Eppure, in tempi non remoti, Milano ha saputo esprimere importanti esempi di eccellente pensiero urbanistico, come con il progetto chiamato: “Nove Parchi per Milano” (1995) un progetto dell’Assessorato all’urbanistica di Milano (assessore Elisabetta Serri) frutto di un Laboratorio di progettazione urbana che ha visto uniti i servizi comunali con i migliori talenti urbanistici, architettonici e della mobilità della città. Ne è nato un progetto che, per ricchezza di contenuti e di proposte, per metodologia, approccio, flessibilità, prospettiva temporale è ancora oggi di grande interesse, Come scrisse nella presentazione il sindaco di Milano di allora, Marco Formentini, che proprio in questi giorni ci ha lasciati: “Il progetto “Nove parchi per Milano” ha le caratteristiche e il rischio di un’azione strategica, ma in più possiede il pregio di declinare una visione concreta del futuro della città, costituita da interventi specifici precisamente localizzati che, nel loro insieme, determinano una strategia complessiva di trasformazione di lungo termine. Quella che si prospetta è una grande offerta per una nuova qualità della vita urbana soprattutto nelle periferie e insieme un’occasione per uno sviluppo più trasparente e responsabile dell’imprenditorialità nella trasformazione urbanistica della città.

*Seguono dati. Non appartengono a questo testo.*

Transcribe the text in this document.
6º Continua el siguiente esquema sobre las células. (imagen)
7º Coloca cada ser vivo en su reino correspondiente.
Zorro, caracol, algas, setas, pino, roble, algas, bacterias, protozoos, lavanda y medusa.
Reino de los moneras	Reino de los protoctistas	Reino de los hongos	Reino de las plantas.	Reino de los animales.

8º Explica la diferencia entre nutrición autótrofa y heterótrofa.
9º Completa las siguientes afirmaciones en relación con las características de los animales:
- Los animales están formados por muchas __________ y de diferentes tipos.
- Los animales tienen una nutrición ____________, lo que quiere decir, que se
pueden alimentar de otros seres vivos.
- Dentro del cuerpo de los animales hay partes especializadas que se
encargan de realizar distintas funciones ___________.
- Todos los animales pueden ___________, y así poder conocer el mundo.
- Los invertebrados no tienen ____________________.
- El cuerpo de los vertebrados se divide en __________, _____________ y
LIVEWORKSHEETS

Da qui si può ripartire affinché lo sviluppo di intere parti della città non continui ad essere data in appalto a enti rispettabili ma che, ovviamente, pensano solo ai propri interessi, ed a ridurre la questione di natura urbanistica che coinvolge intere parti importanti della città ad un puro e semplice negoziato di volumetrie, come sta avvenendo per San Siro. È pensando a tutte le occasioni perse e a quelle che ci accingiamo a perdere che guardo l’alba di Milano dall’alto della terrazza con il cielo scuro di nuvole e con piccole strisce biancheggianti all’orizzonte, e sento nostalgia di pensiero urbanistico. La battaglia con il Covid19, nonostante tutto e nonostante la Regione Lombardia, la vinceremo. Il tema del pensiero urbanistico temo invece segnerà una nuova sconfitta per Milano.